Welcome to PressBeyond, the ultimate curated visual guide for design-driven hotels! My name is Will Miller and these are my recommendations for the best boutique and luxury hotels in Thessaloniki.

I am the founder of PressBeyond and I am an ultra-meticulous hotel curator who loves clean visuals. I have individually analyzed and tiered each hotel included in this guide based on a variety of criteria (architecture & design, location, brand & brand affiliation, existing reviews, and my own personal experiences), and importantly, I have hand-selected the leading imagery for each hotel to provide you with easily-digestible, yet detailed and complete, like-for-like, high-level visual profiles. I felt this summarization step was a critical missing piece across existing guides, blogs, and booking platforms. My aim is to make it easier for people to identify hotel environments that resonate with them, along with enabling them to visualize the types of social experiences that those environments help foster. My brain doesn't work when exposed to cluttered content, so my goal was to create the opposite.

Underneath this, we are also a full booking engine offering 5% Venmo cash back along with other exclusive perks. For all of you design-obsessed hotel enthusiasts out there, I hope this guide helps get you to where you see yourself!
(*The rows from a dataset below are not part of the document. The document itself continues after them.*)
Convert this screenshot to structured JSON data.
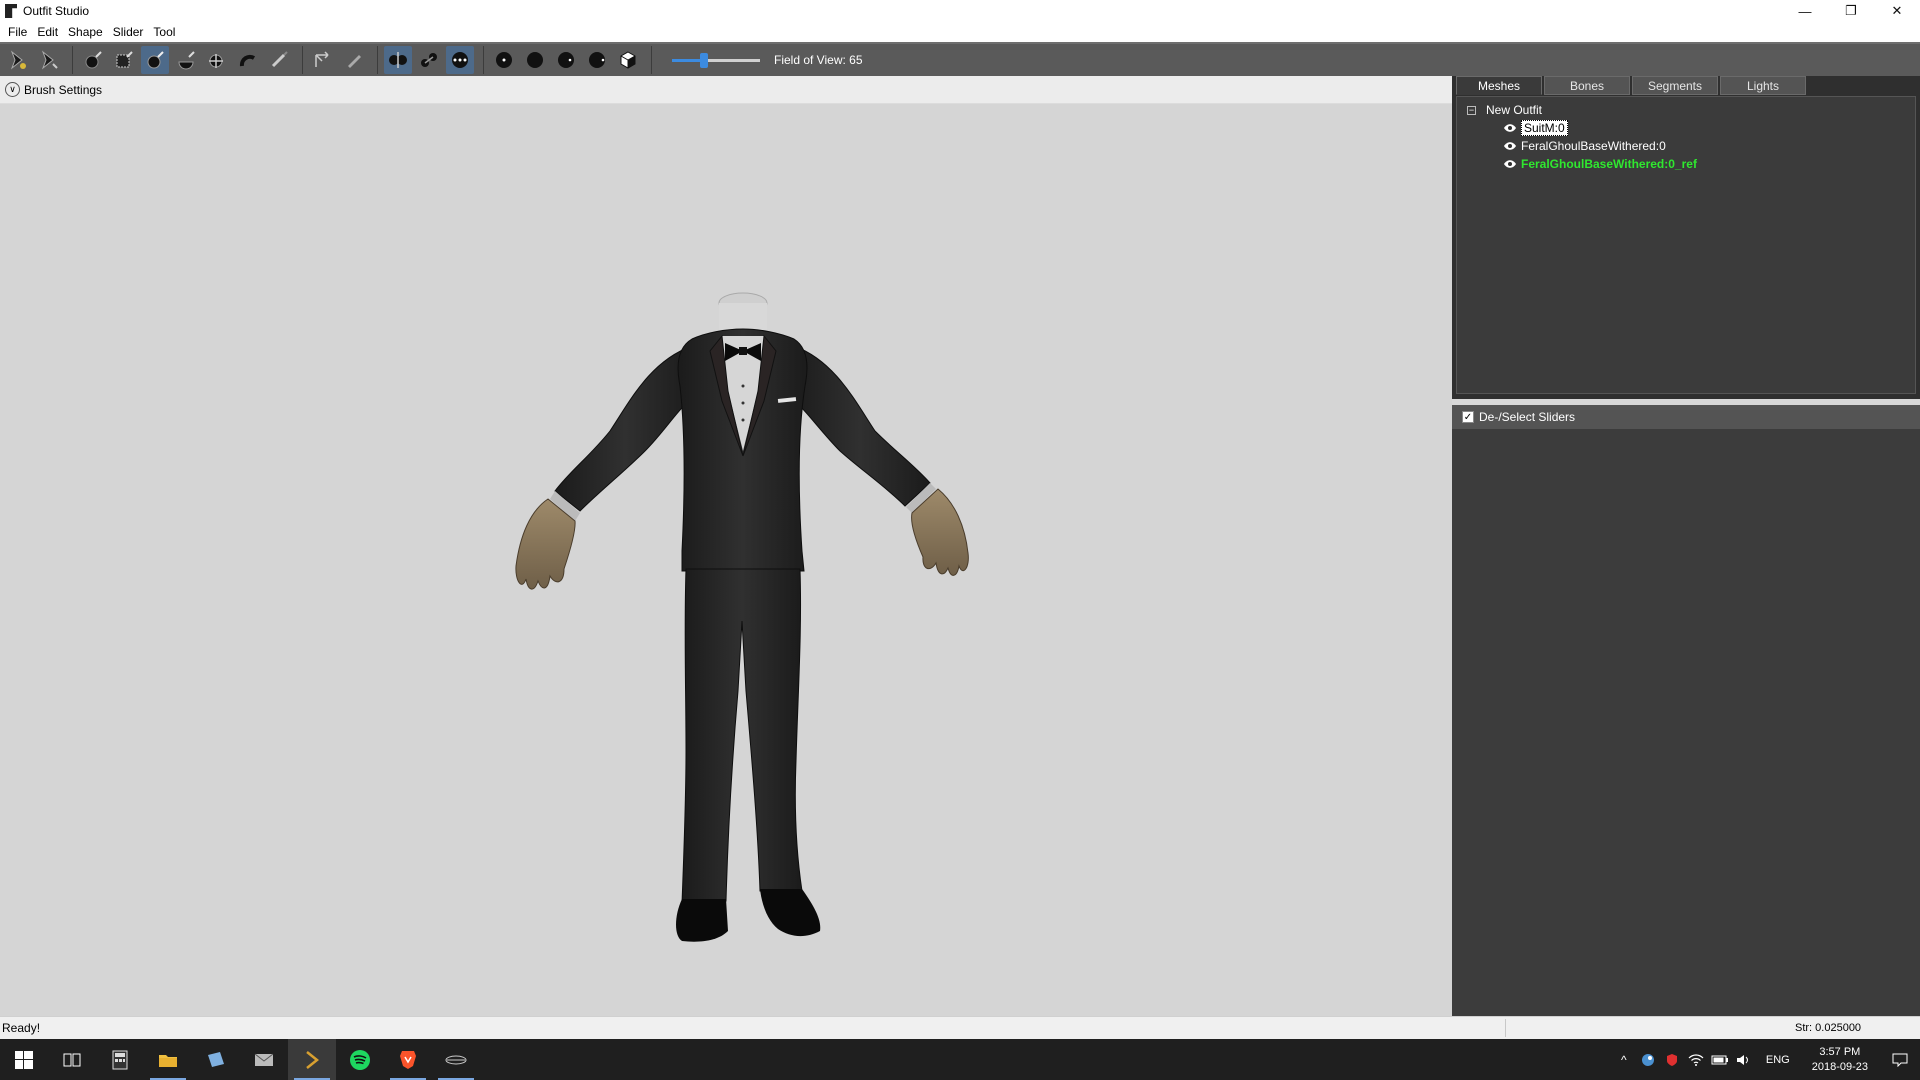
{
  "window": {
    "title": "Outfit Studio",
    "controls": {
      "minimize": "—",
      "restore": "❐",
      "close": "✕"
    }
  },
  "menu": [
    "File",
    "Edit",
    "Shape",
    "Slider",
    "Tool"
  ],
  "toolbar": {
    "fov_label": "Field of View: 65",
    "fov_value": 65,
    "slider_fraction": 0.36,
    "icons": [
      "select-icon",
      "transform-icon",
      "mask-brush-icon",
      "inflate-brush-icon",
      "deflate-brush-icon",
      "move-brush-icon",
      "smooth-brush-icon",
      "undiff-brush-icon",
      "weight-brush-icon",
      "color-brush-icon",
      "x-mirror-icon",
      "connected-only-icon",
      "global-brush-icon",
      "wireframe-icon",
      "lighting-icon",
      "textures-icon",
      "vertex-color-icon",
      "cube-icon"
    ]
  },
  "viewport": {
    "brush_settings_label": "Brush Settings",
    "background": "#d5d5d5"
  },
  "panel": {
    "tabs": [
      "Meshes",
      "Bones",
      "Segments",
      "Lights"
    ],
    "active_tab": "Meshes",
    "tree_root": "New Outfit",
    "meshes": [
      {
        "name": "SuitM:0",
        "state": "selected"
      },
      {
        "name": "FeralGhoulBaseWithered:0",
        "state": "normal"
      },
      {
        "name": "FeralGhoulBaseWithered:0_ref",
        "state": "reference"
      }
    ],
    "slider_header": "De-/Select Sliders",
    "reference_color": "#2fe82f"
  },
  "status": {
    "left": "Ready!",
    "right": "Str: 0.025000"
  },
  "taskbar": {
    "apps": [
      "start-icon",
      "task-view-icon",
      "calculator-icon",
      "file-explorer-icon",
      "notes-icon",
      "mail-icon",
      "outfit-studio-icon",
      "spotify-icon",
      "brave-icon",
      "network-tool-icon"
    ],
    "lang": "ENG",
    "time": "3:57 PM",
    "date": "2018-09-23"
  }
}
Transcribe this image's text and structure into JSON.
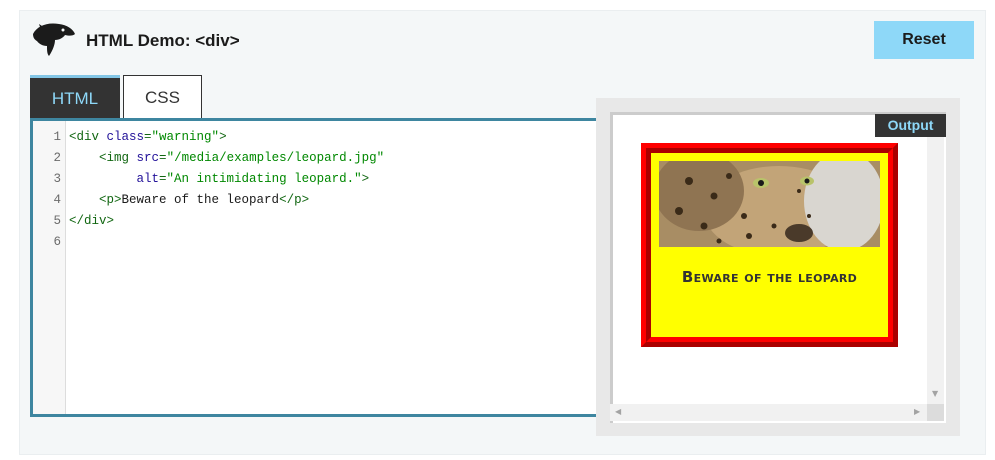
{
  "header": {
    "title": "HTML Demo: <div>",
    "logo_icon": "mdn-dinosaur-icon",
    "reset_label": "Reset"
  },
  "tabs": [
    {
      "label": "HTML",
      "active": true
    },
    {
      "label": "CSS",
      "active": false
    }
  ],
  "editor": {
    "line_numbers": [
      "1",
      "2",
      "3",
      "4",
      "5",
      "6"
    ],
    "lines": [
      [
        {
          "t": "tag",
          "v": "<div "
        },
        {
          "t": "attr",
          "v": "class"
        },
        {
          "t": "tag",
          "v": "="
        },
        {
          "t": "str",
          "v": "\"warning\""
        },
        {
          "t": "tag",
          "v": ">"
        }
      ],
      [
        {
          "t": "text",
          "v": "    "
        },
        {
          "t": "tag",
          "v": "<img "
        },
        {
          "t": "attr",
          "v": "src"
        },
        {
          "t": "tag",
          "v": "="
        },
        {
          "t": "str",
          "v": "\"/media/examples/leopard.jpg\""
        }
      ],
      [
        {
          "t": "text",
          "v": "         "
        },
        {
          "t": "attr",
          "v": "alt"
        },
        {
          "t": "tag",
          "v": "="
        },
        {
          "t": "str",
          "v": "\"An intimidating leopard.\""
        },
        {
          "t": "tag",
          "v": ">"
        }
      ],
      [
        {
          "t": "text",
          "v": "    "
        },
        {
          "t": "tag",
          "v": "<p>"
        },
        {
          "t": "text",
          "v": "Beware of the leopard"
        },
        {
          "t": "tag",
          "v": "</p>"
        }
      ],
      [
        {
          "t": "tag",
          "v": "</div>"
        }
      ],
      []
    ]
  },
  "output": {
    "label": "Output",
    "warning_text": "Beware of the leopard",
    "image_alt": "An intimidating leopard."
  },
  "colors": {
    "accent": "#8ed8f8",
    "editor_border": "#3e86a0",
    "warning_bg": "#ffff00",
    "warning_border": "#ff0000"
  }
}
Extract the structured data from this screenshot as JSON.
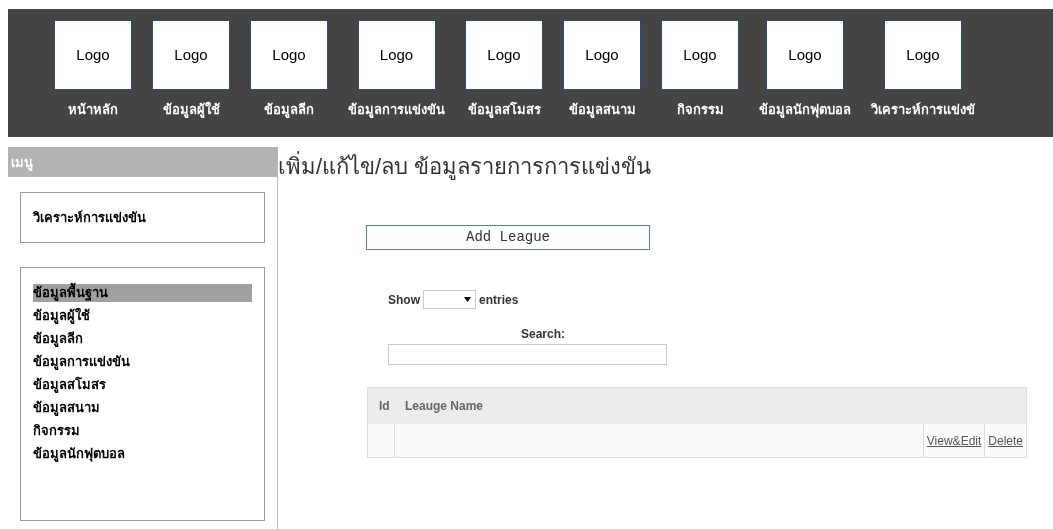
{
  "nav": [
    {
      "logo": "Logo",
      "label": "หน้าหลัก"
    },
    {
      "logo": "Logo",
      "label": "ข้อมูลผู้ใช้"
    },
    {
      "logo": "Logo",
      "label": "ข้อมูลลีก"
    },
    {
      "logo": "Logo",
      "label": "ข้อมูลการแข่งขัน"
    },
    {
      "logo": "Logo",
      "label": "ข้อมูลสโมสร"
    },
    {
      "logo": "Logo",
      "label": "ข้อมูลสนาม"
    },
    {
      "logo": "Logo",
      "label": "กิจกรรม"
    },
    {
      "logo": "Logo",
      "label": "ข้อมูลนักฟุตบอล"
    },
    {
      "logo": "Logo",
      "label": "วิเคราะห์การแข่งขั"
    }
  ],
  "sidebar": {
    "title": "เมนู",
    "analysis_link": "วิเคราะห์การแข่งขัน",
    "items": [
      {
        "label": "ข้อมูลพื้นฐาน",
        "selected": true
      },
      {
        "label": "ข้อมูลผู้ใช้",
        "selected": false
      },
      {
        "label": "ข้อมูลลีก",
        "selected": false
      },
      {
        "label": "ข้อมูลการแข่งขัน",
        "selected": false
      },
      {
        "label": "ข้อมูลสโมสร",
        "selected": false
      },
      {
        "label": "ข้อมูลสนาม",
        "selected": false
      },
      {
        "label": "กิจกรรม",
        "selected": false
      },
      {
        "label": "ข้อมูลนักฟุตบอล",
        "selected": false
      }
    ]
  },
  "main": {
    "title": "เพิ่ม/แก้ไข/ลบ ข้อมูลรายการการแข่งขัน",
    "add_button": "Add League",
    "show_label": "Show",
    "entries_label": "entries",
    "search_label": "Search:",
    "table": {
      "columns": [
        "Id",
        "Leauge Name"
      ],
      "rows": [
        {
          "actions": [
            "View&Edit",
            "Delete"
          ]
        }
      ]
    }
  }
}
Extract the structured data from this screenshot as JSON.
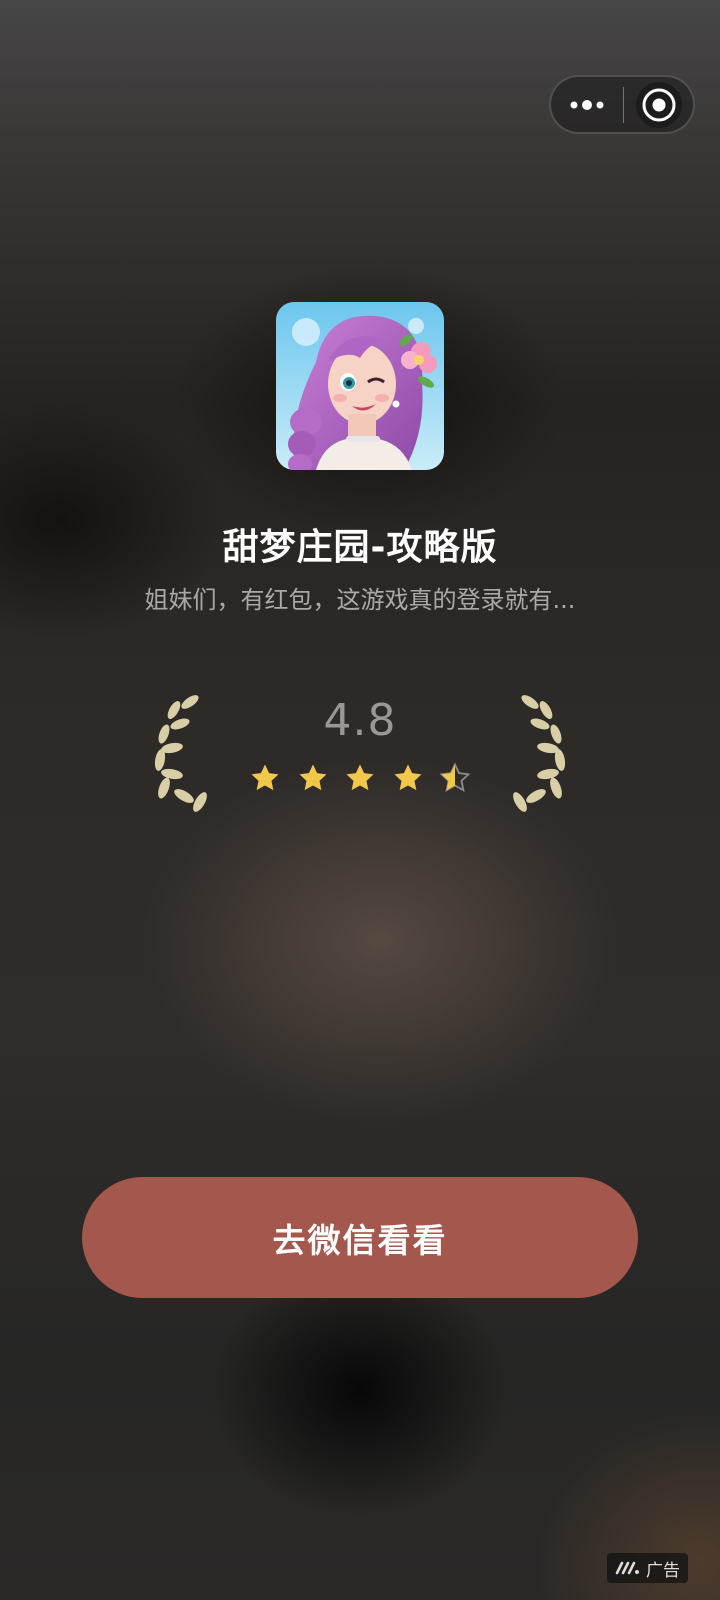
{
  "capsule": {
    "more_icon": "more-dots-icon",
    "close_icon": "target-close-icon"
  },
  "app": {
    "icon": "app-icon-girl-with-flower",
    "title": "甜梦庄园-攻略版",
    "description": "姐妹们，有红包，这游戏真的登录就有..."
  },
  "rating": {
    "score": "4.8",
    "stars_full": 4,
    "stars_half": 1,
    "stars_total": 5,
    "star_color": "#f2c84b"
  },
  "cta": {
    "label": "去微信看看",
    "color": "#a4574d"
  },
  "ad_badge": {
    "label": "广告",
    "icon": "ad-logo-icon"
  }
}
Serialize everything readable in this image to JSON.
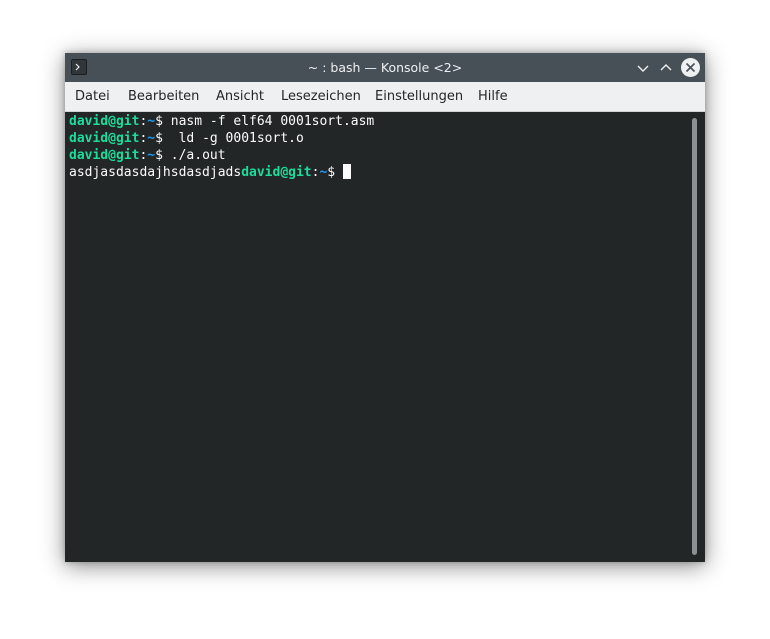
{
  "window": {
    "title": "~ : bash — Konsole <2>"
  },
  "menubar": {
    "items": [
      "Datei",
      "Bearbeiten",
      "Ansicht",
      "Lesezeichen",
      "Einstellungen",
      "Hilfe"
    ]
  },
  "terminal": {
    "prompt_user": "david@git",
    "prompt_colon": ":",
    "prompt_path": "~",
    "prompt_symbol": "$ ",
    "lines": [
      {
        "command": "nasm -f elf64 0001sort.asm"
      },
      {
        "command": " ld -g 0001sort.o"
      },
      {
        "command": "./a.out"
      }
    ],
    "output_line": "asdjasdasdajhsdasdjads"
  },
  "colors": {
    "titlebar": "#475057",
    "menubar": "#eff0f1",
    "terminal_bg": "#232627",
    "prompt_user": "#1cdc9a",
    "prompt_path": "#1d99f3",
    "text": "#fcfcfc"
  },
  "icons": {
    "app": "terminal-icon",
    "minimize": "chevron-down-icon",
    "maximize": "chevron-up-icon",
    "close": "close-icon"
  }
}
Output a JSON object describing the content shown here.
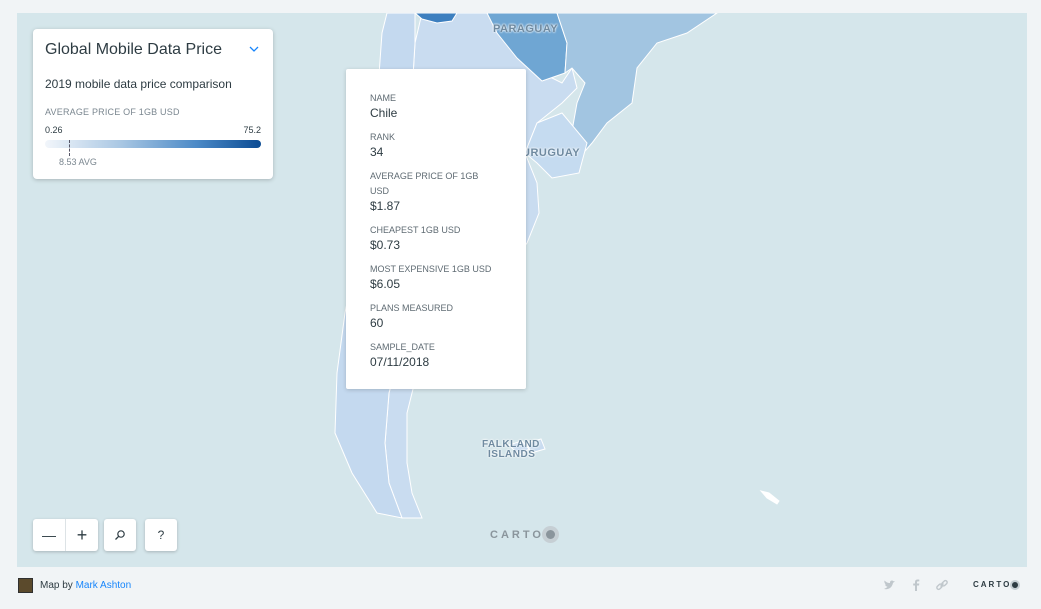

An Overview of the Boutique & Luxury Hotel Landscape in Thessaloniki

Aristotelous Square is one of the more underappreciated pieces of twentieth-century urban planning in the Mediterranean. Designed by Ernest Hébrard in the 1920s after the catastrophic fire of 1917 leveled much of the city center, the square's colonnaded arcades and Beaux-Arts symmetry descend in a formal procession toward the Thermaic Gulf — a vision of civic order imposed on the ruins of something far older and more layered. Three hotels now claim addresses here, and together they reveal how differently that legacy can be interpreted. MonAsty Thessaloniki, part of Marriott's Autograph Collection, occupies a restored neoclassical building and leans into the city's Byzantine and Ottoman sediment, threading monastic motifs through its interiors without tipping into theme-park historicism. The Modernist Thessaloniki, by contrast, commits to mid-century geometry, its interiors working in a more restrained idiom that suits the Hébrard streetscape better than many newer interventions manage. The Excelsior rounds out the square's offer at a slightly more accessible pitch, trading on position as much as design ambition. Away from the square, the waterfront opens up in two directions. ON Residence sits along the Bay of Thessaloniki, where the long promenade stretching toward the White Tower has been gradually reimagined as a place for slow movement rather than traffic. The property positions itself as a design-forward apartment-hotel, and its elevated price point reflects the directness of the water views and the relative calm of a neighborhood that feels residential even in its hospitality offer — less performative than the square, more attentive to the quality of light off the Gulf in the late afternoon. The Met Hotel anchors the New Harbor end of the city's waterfront story, out toward the industrial port infrastructure that gives Thessaloniki some of its unglamorous edge. It is the least design-driven of the five properties, a full-service business hotel that functions well without making strong formal claims. For travelers arriving for the city's trade fairs or moving through on longer itineraries through northern Greece and Macedonia, the location has genuine logistical logic. Design-conscious visitors, however, will find the more considered options concentrated along the square and the central bay — a relatively compact zone, given that Thessaloniki rewards walking in a way that Athens, spread across its vast basin, rarely does.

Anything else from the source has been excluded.